Endlich mal wieder etwas Innovatives…06.08.2025

Der Rahmen

Wer meine Reviews geduldig verfolgt ( an dieser Stelle ein großes DANKE an all meine Leser ), der weiß, wie sehr ich den aktuellen Einheitsbrei aus Hollywood verachte und seit jeher verachtet habe. Mich freuen neue Geschichten, interessante Ansätze, gerne mit ein bißchen Gewalt. Und genau so etwas sehen wir hier…Nate, Bankangestellter, hat eine seltene körperliche Einschränkung – er kann keine Schmerzen empfinden. Deshalb ernährt er sich von Shakes ( man könnte sich ja die Zunge abbeißen, ohne etwas dabei zu spüren ) , hat keine Freunde, nur einen Onlinekumpel, mit dem er in der Freizeit Videospiele zockt.
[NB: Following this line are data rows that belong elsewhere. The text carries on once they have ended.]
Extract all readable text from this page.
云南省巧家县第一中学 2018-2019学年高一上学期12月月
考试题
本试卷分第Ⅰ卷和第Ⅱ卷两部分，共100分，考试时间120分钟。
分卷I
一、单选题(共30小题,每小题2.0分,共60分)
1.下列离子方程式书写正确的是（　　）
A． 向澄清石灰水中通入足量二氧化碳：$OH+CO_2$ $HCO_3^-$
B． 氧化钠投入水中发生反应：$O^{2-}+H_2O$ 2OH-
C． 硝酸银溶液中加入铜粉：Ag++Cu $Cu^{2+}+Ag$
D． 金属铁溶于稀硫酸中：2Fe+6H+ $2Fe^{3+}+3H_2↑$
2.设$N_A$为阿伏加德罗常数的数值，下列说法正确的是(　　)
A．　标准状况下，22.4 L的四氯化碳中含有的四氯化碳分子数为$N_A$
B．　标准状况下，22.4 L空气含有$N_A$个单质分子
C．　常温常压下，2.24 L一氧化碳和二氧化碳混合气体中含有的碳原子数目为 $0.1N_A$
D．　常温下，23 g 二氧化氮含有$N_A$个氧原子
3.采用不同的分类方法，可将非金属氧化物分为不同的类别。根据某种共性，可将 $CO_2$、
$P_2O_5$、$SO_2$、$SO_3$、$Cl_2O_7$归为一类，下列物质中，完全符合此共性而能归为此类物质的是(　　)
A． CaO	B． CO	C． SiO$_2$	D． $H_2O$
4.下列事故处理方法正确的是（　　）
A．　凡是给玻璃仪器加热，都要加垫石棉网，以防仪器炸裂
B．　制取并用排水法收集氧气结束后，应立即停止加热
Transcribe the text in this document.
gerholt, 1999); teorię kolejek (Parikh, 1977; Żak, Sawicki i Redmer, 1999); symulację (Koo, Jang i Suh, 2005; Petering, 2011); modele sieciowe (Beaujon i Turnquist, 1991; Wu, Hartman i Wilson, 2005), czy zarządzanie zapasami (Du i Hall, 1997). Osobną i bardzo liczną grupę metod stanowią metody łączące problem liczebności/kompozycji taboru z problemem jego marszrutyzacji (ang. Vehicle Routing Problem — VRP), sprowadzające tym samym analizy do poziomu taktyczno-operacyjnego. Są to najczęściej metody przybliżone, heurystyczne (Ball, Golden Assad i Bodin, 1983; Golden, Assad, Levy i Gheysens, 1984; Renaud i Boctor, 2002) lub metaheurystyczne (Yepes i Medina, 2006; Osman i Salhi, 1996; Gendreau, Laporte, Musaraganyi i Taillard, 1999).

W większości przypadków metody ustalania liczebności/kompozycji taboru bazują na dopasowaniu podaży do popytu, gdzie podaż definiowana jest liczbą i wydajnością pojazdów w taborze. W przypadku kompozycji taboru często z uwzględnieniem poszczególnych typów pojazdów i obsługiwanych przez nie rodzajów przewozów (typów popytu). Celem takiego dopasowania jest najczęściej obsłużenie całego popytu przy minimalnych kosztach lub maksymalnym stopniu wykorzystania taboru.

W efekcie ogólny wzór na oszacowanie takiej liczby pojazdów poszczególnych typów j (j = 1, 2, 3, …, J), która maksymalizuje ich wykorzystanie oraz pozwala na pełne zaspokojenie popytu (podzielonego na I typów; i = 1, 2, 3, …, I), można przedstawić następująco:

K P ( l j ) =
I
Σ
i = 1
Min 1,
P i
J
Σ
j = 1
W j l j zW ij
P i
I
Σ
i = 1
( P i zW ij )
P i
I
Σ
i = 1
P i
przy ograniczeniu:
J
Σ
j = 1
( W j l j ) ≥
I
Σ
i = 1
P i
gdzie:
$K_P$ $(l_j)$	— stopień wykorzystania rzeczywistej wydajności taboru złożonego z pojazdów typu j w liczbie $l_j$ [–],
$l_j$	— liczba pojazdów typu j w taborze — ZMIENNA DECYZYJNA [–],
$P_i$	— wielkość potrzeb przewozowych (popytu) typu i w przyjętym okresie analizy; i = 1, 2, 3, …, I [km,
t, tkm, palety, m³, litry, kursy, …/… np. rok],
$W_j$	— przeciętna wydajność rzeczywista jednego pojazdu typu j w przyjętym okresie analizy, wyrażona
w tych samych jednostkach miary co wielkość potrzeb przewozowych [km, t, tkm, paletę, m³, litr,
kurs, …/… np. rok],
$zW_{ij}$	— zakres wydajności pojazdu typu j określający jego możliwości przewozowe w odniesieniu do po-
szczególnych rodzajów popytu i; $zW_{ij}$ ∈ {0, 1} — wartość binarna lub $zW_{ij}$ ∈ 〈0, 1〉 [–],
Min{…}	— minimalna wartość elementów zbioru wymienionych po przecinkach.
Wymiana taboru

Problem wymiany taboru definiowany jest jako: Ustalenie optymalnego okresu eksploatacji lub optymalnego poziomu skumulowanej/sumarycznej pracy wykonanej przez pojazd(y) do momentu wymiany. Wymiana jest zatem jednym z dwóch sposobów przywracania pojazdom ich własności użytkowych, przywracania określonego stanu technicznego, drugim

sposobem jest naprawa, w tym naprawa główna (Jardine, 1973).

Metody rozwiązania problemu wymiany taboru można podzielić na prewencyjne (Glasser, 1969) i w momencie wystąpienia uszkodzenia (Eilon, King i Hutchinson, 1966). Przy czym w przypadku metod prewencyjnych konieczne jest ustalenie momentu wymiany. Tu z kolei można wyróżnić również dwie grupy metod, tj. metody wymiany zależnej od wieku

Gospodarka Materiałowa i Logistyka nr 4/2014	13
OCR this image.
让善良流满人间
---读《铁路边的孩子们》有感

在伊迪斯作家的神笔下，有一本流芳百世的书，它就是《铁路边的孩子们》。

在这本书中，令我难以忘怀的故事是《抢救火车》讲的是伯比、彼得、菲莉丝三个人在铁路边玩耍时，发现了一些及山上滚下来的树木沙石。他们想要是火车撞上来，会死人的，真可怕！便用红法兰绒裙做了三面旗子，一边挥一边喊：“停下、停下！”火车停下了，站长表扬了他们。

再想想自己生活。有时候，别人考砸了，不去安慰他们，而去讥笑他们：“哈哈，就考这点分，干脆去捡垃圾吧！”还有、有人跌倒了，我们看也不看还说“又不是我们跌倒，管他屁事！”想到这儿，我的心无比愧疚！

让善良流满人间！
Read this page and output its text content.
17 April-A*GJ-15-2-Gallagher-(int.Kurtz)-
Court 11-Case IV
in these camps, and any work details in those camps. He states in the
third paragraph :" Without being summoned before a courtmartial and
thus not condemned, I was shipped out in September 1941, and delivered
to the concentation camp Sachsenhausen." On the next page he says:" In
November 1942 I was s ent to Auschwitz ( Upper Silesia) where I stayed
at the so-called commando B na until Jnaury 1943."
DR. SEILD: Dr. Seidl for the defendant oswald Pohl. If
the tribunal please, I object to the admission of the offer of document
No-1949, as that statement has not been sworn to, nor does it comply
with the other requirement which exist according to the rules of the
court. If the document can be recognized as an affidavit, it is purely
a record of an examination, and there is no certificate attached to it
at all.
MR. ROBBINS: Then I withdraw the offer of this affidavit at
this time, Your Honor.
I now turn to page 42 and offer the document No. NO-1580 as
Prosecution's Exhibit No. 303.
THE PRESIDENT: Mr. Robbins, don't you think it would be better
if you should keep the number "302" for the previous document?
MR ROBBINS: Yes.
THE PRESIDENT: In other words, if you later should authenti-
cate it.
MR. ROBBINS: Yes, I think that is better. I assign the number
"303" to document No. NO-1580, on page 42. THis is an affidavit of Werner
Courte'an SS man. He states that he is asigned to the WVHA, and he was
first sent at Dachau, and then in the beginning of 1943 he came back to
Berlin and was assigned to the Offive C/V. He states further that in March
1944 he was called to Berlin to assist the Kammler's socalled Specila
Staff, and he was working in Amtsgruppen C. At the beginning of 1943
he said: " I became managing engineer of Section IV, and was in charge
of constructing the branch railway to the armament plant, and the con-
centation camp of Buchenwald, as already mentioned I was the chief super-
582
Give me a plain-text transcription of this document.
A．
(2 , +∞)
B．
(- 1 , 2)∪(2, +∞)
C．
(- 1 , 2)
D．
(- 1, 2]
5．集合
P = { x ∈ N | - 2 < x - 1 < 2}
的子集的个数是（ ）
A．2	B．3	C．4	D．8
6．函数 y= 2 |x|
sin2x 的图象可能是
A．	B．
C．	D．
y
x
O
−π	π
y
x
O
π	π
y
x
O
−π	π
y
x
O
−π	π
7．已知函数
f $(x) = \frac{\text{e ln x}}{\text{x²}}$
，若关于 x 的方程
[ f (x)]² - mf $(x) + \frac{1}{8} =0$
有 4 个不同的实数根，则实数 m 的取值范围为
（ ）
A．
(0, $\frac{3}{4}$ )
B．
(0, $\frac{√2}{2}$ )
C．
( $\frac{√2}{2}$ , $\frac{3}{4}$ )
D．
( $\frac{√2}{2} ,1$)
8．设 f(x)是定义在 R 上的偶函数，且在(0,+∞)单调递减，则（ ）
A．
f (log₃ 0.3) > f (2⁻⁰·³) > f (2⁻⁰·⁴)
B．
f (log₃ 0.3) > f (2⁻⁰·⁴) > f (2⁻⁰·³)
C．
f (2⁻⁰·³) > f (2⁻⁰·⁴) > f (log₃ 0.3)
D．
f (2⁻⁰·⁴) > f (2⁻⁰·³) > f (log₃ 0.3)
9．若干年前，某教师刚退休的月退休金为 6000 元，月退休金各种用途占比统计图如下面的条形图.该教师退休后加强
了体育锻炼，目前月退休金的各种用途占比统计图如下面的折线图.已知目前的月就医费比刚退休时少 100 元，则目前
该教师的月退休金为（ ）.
Als aber eines Tages eine Frau in sein Leben tritt, die gleich am nächsten Tag bei einem Bankraub in Nates Filiale entführt wird, nimmt Nate sein Herz in die Hände, verfolgt die Räuber, immer das eine Ziel im Blick, die Frau zu befreien…welche körperlichen Leiden Nate auch dafür ertragen muß…

Gucken oder nicht?


Gucken, der Film macht Spaß
 
Warum?

Wie gesagt. Ein ungewöhnliches Szenario, welches auch im ersten Drittel mit aller Ruhe ausgebreitet und erklärt wird. Nate, sehr gut verkörpert durch Jack Quaid, ist ein Mann wie Du und ich, der trotz gewisser Einschränkungen einfach nur sein Stück vom Glück haben will. Die Geschichte ist recht einfach, hat natürlich eine simplen Plot-Twist dabei, aber dafür wird ab dem Banküberfall ordentlich aufs Gaspedal gedrückt. Nate muß dabei allerhand einstecken, doch er ist sich seiner Möglichkeiten wohl bewusst…wenn man keine Schmerzen empfindet, kann man auch eine Pistole aus der Fritteuse holen, mit bloßen Hände. Und so geht die Sache rasch voran, Nate ist den Bösewichten immer knapp auf den Fersen, sein Onlinekumpel darf auch eingreifen, was zu einigen heiteren Dialogzeilen führt. Die Action ist sauber choreographiert, auch ordentlich grob, wenn mit gebrochenen Knochen Hälse durchstoßen werden…das alles übersichtlich und mit passender Kameraeinstellung

Die Note

In Summe einfach ein guter Film, knackig in der Laufzeit, die Handlung auf den Punkt fokussiert, mit interessanter Ausgangssituation, alles richtig gemacht, daher ( wegen einiger Dummheiten seitens der Akteure mit Punktabzug ) noch 8/10.